In primo luogo, vi è un ampio dibattito in merito al tema delle piattaforme e dei possibili metaversi, e mentre molte realtà si rifanno alle piattaforme centralizzate e decentralizzate per intercettare i pubblici che già le frequentano, molte altre sviluppano un proprio metaverso.
E’ perlomeno auspicabile che, a tendere, il tema dell’interoperabilità tra questi mondi – perlomeno a livello di abilitatori tecnologici e protocolli di comunicazione –assuma un ruolo centrale.

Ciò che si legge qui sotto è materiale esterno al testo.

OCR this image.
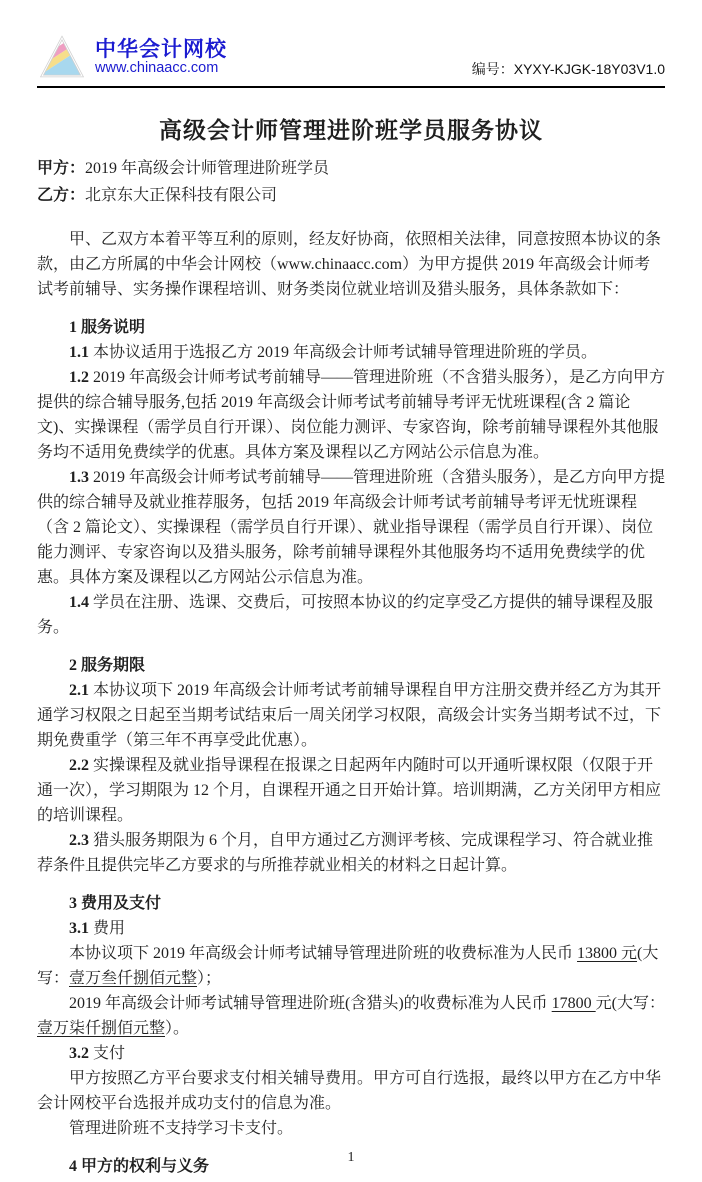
中华会计网校
www.chinaacc.com	编号：XYXY-KJGK-18Y03V1.0
高级会计师管理进阶班学员服务协议
甲方：2019 年高级会计师管理进阶班学员
乙方：北京东大正保科技有限公司

甲、乙双方本着平等互利的原则，经友好协商，依照相关法律，同意按照本协议的条款，由乙方所属的中华会计网校（www.chinaacc.com）为甲方提供 2019 年高级会计师考试考前辅导、实务操作课程培训、财务类岗位就业培训及猎头服务，具体条款如下：

1 服务说明

1.1 本协议适用于选报乙方 2019 年高级会计师考试辅导管理进阶班的学员。

1.2 2019 年高级会计师考试考前辅导——管理进阶班（不含猎头服务），是乙方向甲方提供的综合辅导服务,包括 2019 年高级会计师考试考前辅导考评无忧班课程(含 2 篇论文)、实操课程（需学员自行开课）、岗位能力测评、专家咨询，除考前辅导课程外其他服务均不适用免费续学的优惠。具体方案及课程以乙方网站公示信息为准。

1.3 2019 年高级会计师考试考前辅导——管理进阶班（含猎头服务），是乙方向甲方提供的综合辅导及就业推荐服务，包括 2019 年高级会计师考试考前辅导考评无忧班课程（含 2 篇论文）、实操课程（需学员自行开课）、就业指导课程（需学员自行开课）、岗位能力测评、专家咨询以及猎头服务，除考前辅导课程外其他服务均不适用免费续学的优惠。具体方案及课程以乙方网站公示信息为准。

1.4 学员在注册、选课、交费后，可按照本协议的约定享受乙方提供的辅导课程及服务。

2 服务期限

2.1 本协议项下 2019 年高级会计师考试考前辅导课程自甲方注册交费并经乙方为其开通学习权限之日起至当期考试结束后一周关闭学习权限，高级会计实务当期考试不过，下期免费重学（第三年不再享受此优惠）。

2.2 实操课程及就业指导课程在报课之日起两年内随时可以开通听课权限（仅限于开通一次），学习期限为 12 个月，自课程开通之日开始计算。培训期满，乙方关闭甲方相应的培训课程。

2.3 猎头服务期限为 6 个月，自甲方通过乙方测评考核、完成课程学习、符合就业推荐条件且提供完毕乙方要求的与所推荐就业相关的材料之日起计算。

3 费用及支付

3.1 费用

本协议项下 2019 年高级会计师考试辅导管理进阶班的收费标准为人民币 13800 元(大写：壹万叁仟捌佰元整）；

2019 年高级会计师考试辅导管理进阶班(含猎头)的收费标准为人民币 17800 元(大写：壹万柒仟捌佰元整）。

3.2 支付

甲方按照乙方平台要求支付相关辅导费用。甲方可自行选报，最终以甲方在乙方中华会计网校平台选报并成功支付的信息为准。

管理进阶班不支持学习卡支付。

4 甲方的权利与义务

1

In secondo luogo, pur avendo affermato che esistono vari casi in cui esiste un potenziale bisogno, ciò non è sufficiente a identificare un profilo di utilità delle soluzioni già sviluppate; ciò significa che il successo e, ancor prima, la ragion stessa dell’esistenza di una soluzione sviluppata da un’organizzazione sul metaverso dipenda dal tipo e dalla rilevanza di problema che essa miri a risolvere. Molto spesso gli abilitatori tecnologici portano gli agenti economici a sviluppare soluzioni senza specificare il problema che risolvono, e questa rappresenta da sempre la principale causa di fallimento delle iniziative di innovazione.

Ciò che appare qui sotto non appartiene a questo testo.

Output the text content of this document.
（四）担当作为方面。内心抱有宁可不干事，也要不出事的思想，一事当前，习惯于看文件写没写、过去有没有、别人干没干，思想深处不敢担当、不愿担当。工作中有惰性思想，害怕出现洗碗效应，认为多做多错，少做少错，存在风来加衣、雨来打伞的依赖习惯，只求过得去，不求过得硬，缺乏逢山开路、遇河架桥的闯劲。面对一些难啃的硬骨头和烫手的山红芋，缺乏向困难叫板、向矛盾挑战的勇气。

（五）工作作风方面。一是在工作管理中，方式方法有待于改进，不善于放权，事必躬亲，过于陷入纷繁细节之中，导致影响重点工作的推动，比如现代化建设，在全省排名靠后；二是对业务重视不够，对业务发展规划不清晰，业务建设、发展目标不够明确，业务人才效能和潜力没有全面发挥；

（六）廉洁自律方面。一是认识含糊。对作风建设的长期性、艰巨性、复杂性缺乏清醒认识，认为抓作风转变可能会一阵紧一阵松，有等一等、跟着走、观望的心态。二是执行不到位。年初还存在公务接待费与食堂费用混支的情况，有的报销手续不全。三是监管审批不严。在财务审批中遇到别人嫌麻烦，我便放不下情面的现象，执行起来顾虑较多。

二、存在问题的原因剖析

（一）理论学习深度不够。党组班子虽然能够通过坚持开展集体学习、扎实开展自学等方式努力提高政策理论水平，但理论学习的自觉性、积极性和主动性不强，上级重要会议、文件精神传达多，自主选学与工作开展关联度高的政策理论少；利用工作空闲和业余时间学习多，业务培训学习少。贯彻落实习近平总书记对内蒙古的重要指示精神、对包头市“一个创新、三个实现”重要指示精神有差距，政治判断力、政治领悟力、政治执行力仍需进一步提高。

Infine, focalizzandosi sulle applicazioni di marketing, si evidenzia come la persistenza della presenza di un brand su un metaverso, quale che esso sia, richiede una capacità ancora maggiore di quanto non avvenuto con il web 1.0 e il web 2.0 di creazione continua di contenuti. Non a caso, le realtà che stanno cavalcando l’onda del metaverso con consistenza e continuità, sono spesso società di creazione di contenuti ed entertainment con iniziative legate al lancio di nuovi film o serie. Le imprese sono strutturalmente preposte alla creazione di prodotti e servizi, e non alla creazione di contenuti e per questo motivo hanno demandato nel tempo questa attività a un sistema sempre più ampio di agenzie e terze parti.
Molto probabilmente, una delle grandi sfide del metaverso per le imprese riguarderà la capacità di sviluppo di processi di creazione di contenuti in house, e questa sarebbe a tutti gli effetti una rivoluzione nei modelli di business, modificando il sistema di relazione con il mercato, gli asset e le risorse chiave in house e il sistema dei partner-chiave per lo sviluppo della value proposition.